Should I open kitchen up to rest of house?

9 Replies

Hello all-  I bought and am gut-rehabbing a 1923 Sears craftsman-style bungalow to hold as a rental.  It's a 3BR, 1100 SF, and will have 1.5 baths.  I'm deciding whether to take down the (non-bearing) wall between the kitchen and dining room, or at least box off an opening between the two rooms.  Dining room is pretty open to the living room beyond, through some nice cased built-in bookshelves...so opening the kitchen up also would mean that the whole house except for the bedrooms & hallway would be sort of one connected space.

I am trying to rehab the house in the spirit of its 1920s design, and to make major changes only when they produce a real, indisputable improvement.

     The cons: A bit more work to revise the kitchen design.  More work to take the wall out & case in the opening with nice wood.  Much less upper cabinet space in the kitchen.  Couldn't put microwave over the stove so would have to find a spot for it.

   The pros: It seems like that's what everyone says they want these days, the open kitchen.  Might make the house feel more spacious overall.

Would I get anything more in rent for the open plan?

Would the boost to eventual resale justify added cost?

What do you think?

Thanks!

Had a "Sears Craftsman" built in Monmouth county NJ. Like you kept most of the original design but the xtra work and cost for the I beam was well worth it.... No matter the era of the home "Open" is the preferred interior look in my state.

Open kitchen is what everyone wants. As long as it doesn't ruin the "feel" than I would go for it.

How much extra is this going to cost you?

What do you plan to rent the home for ?

What will be the arv of the home once Reno is complete?

(585) 678-6857

In my humble (and often worthless) opinion, it's the colors and finishes of a house that give it that classic feel (or that modern feel) vs. the sectionalization (new word perhaps) of rooms. Yes, having smaller and more rooms is characteristic of certain older-style homes, but I'm not sure that's what gave it it's classic feeling. 

Provided it's in the budget and would add value to your project, I think there are ways to change the internal layout to be more appealing to most buyers, but keep that traditional feel they're after as well. I'm sure there are a ton of "I want classic character, but open concept," buyers out there :). 

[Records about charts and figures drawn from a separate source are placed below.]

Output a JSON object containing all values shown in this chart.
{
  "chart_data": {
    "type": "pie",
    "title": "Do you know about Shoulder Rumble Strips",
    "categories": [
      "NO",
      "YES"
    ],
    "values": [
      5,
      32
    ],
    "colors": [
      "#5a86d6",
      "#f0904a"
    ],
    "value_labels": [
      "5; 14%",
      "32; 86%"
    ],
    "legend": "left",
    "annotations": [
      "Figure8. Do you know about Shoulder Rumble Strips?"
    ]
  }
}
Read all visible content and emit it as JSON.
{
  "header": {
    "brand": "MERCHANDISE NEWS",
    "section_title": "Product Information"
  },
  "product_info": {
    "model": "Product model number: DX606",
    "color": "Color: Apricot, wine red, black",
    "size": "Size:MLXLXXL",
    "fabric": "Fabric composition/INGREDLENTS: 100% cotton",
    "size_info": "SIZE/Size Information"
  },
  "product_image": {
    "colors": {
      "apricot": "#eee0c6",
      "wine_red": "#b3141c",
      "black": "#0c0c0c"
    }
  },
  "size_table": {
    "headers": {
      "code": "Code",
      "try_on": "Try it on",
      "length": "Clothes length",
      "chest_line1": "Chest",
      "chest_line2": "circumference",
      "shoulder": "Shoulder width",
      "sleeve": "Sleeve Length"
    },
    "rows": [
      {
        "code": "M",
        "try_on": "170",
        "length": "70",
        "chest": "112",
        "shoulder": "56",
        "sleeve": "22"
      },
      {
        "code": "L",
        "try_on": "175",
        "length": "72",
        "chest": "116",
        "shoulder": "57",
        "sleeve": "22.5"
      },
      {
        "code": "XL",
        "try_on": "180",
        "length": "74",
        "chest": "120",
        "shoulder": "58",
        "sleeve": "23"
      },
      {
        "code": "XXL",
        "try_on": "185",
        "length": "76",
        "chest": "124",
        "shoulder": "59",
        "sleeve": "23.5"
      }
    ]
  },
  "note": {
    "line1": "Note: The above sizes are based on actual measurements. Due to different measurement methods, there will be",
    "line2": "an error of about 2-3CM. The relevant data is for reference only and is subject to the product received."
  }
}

I would definitely do it..

This one cost about $4200 with granite remnants/offcuts & rented IMMEDIATELY.

(& I'm in the process of doing 2 more this month).

Sigh . . . yes, it would be a great selling point for potential rentals or buyers. That's what everybody wants. I took down a wall in one of my units & it made a huge difference in the overall look of the place. But it was "new" (1993) & had no particular architectural interest.

If it were my own home, I'd never do it. I've got this problem with tearing up old houses, destroying their original design. That makes me one in a hundred (maybe a million!), I know. But what happens 20 years from now when the open concept layout is "so yesterday?" I guess we have to put the walls back in!

Open.. more spacious and better utilization of living space.